Mnangagwa and his administration have been trying to mend all these years of Zimbabwe’s broken relations with the USA and other Western powers, through a spirited re-engagement campaign.
However, since the August 2018 killings by soldiers who fired live ammunition to break up an ugly demonstration in Harare, the 77-year-old Zanu PF leader has suffered several reverses in his re-engagement drive — after a number of own goals by the government, including more killings of civilians in January 2019 by security forces.
As a result, both the US and the European Union (EU) have said Mnangagwa’s government is failing to capitalise on the goodwill that was extended to the country following the ouster from power of Mugabe by the military.
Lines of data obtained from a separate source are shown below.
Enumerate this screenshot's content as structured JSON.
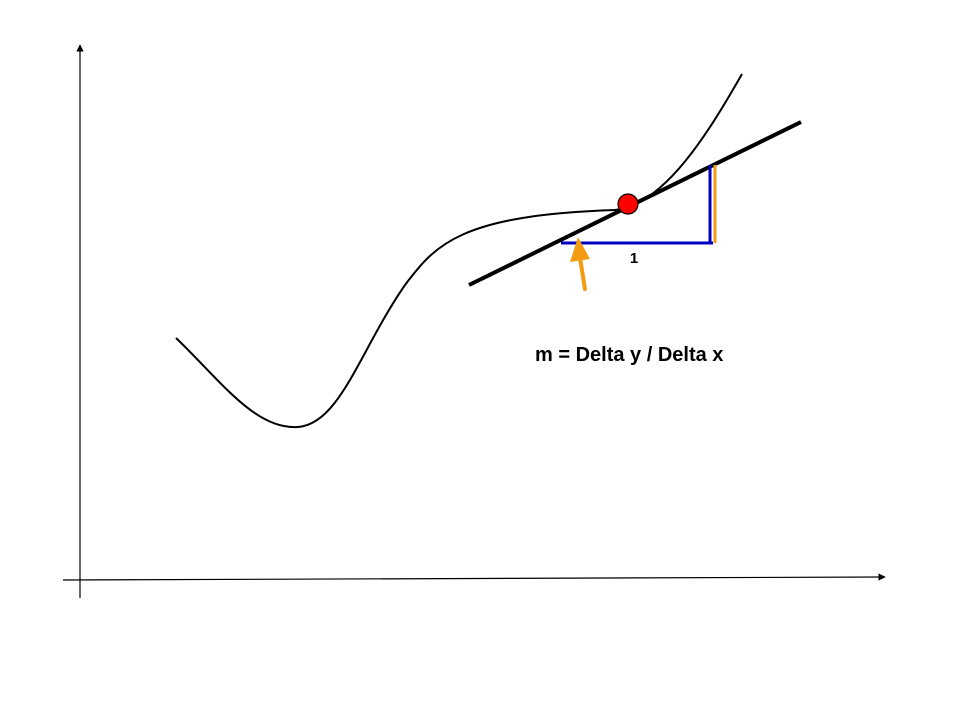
{
  "diagram": {
    "run_label": "1",
    "formula": "m = Delta y / Delta x",
    "colors": {
      "background": "#ffffff",
      "axes": "#000000",
      "curve": "#000000",
      "tangent_line": "#000000",
      "tangent_point": "#ff0000",
      "run_segment": "#0000c0",
      "rise_segment": "#f39c12",
      "pointer_arrow": "#f39c12"
    }
  }
}
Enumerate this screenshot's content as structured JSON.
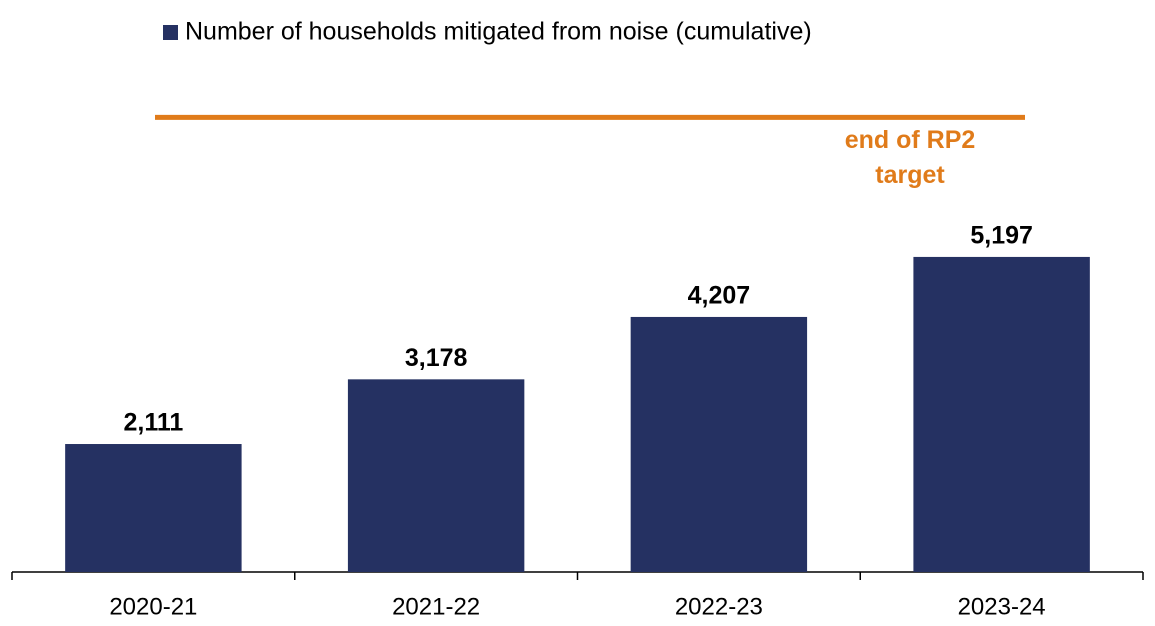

Trump’s administration and the EU have been ramping up the heat on Harare over the past few months to implement sweeping political and economic reforms — including holding much-needed political talks with Chamisa, to rescue the country from its worsening economic rot.
Meanwhile, the MDC has told the United Nations’ Electoral Needs Assessment Mission — which is currently in the country — to evaluate the capacity of the Zimbabwe Electoral Commission (Zec), in a bid to push the government to introduce a raft of electoral reforms.
“Electoral reforms are the nerve centre for Zimbabwe’s electoral cycle and a key determinant to the freeness, fairness and peacefulness of the elections.
“Political contestations and misgivings of the MDC in the electoral process outcomes are entirely attributable to the lack of electoral reforms.
“The MDC is concerned with the non-implementation of electoral laws, failure to align the electoral laws to the constitution, and … the reversal of the electoral gains of the new constitution through negative constitutional amendments,” the opposition party said.
“The results transmission system used in the 2018 harmonised elections is a major bone of contention, and the MDC vehemently expressed that in its Constitutional Court appeal against the outcome of the presidential results.
“There was no consistency in the results transmission system, particularly between the Parliamentary and presidential election results, unjustified delays in the announcement of results and results blackouts which ultimately caused protests in August 2018, and the subsequent shooting of innocent civilians by the military,” it added.
“Regardless of the promulgation of a new voters’ roll, there are still immense queries and discrepancies which bring to question the integrity of the voters’ roll.
“Reference is made to the MDC letter to Zec dated September 3, 2019 regarding voters’ roll queries and the subsequent follow-up letter, of which to date Zec has never bothered to respond to both letters.
“The UN can assist by providing support for at least two or three accounting firms to audit the voters’ roll,” the MDC said further.
Political analysts and several groupings, including the church, have said the failure by Mnangagwa and Chamisa to heal their rift — emanating from the disputed July 2018 elections — has exacerbated the economic hardships being felt by long-suffering Zimbabweans.
This comes as the country is experiencing its worst economic crisis in a decade, which has increased the calls for dialogue between Mnangagwa and Chamisa.
Former South African president Thabo Mbeki — who helped to broker the stability-inducing 2008 government of national unity between former opposition leader Morgan Tsvangirai and Mugabe, who are both late — is also trying very hard to nudge Mnangagwa and Chamisa to hold talks.
His visit to Harare in December last year was part of plans by Sadc and the AU to end Zimbabwe’s long-running political dispute, which is threatening to destabilise the entire sub-region.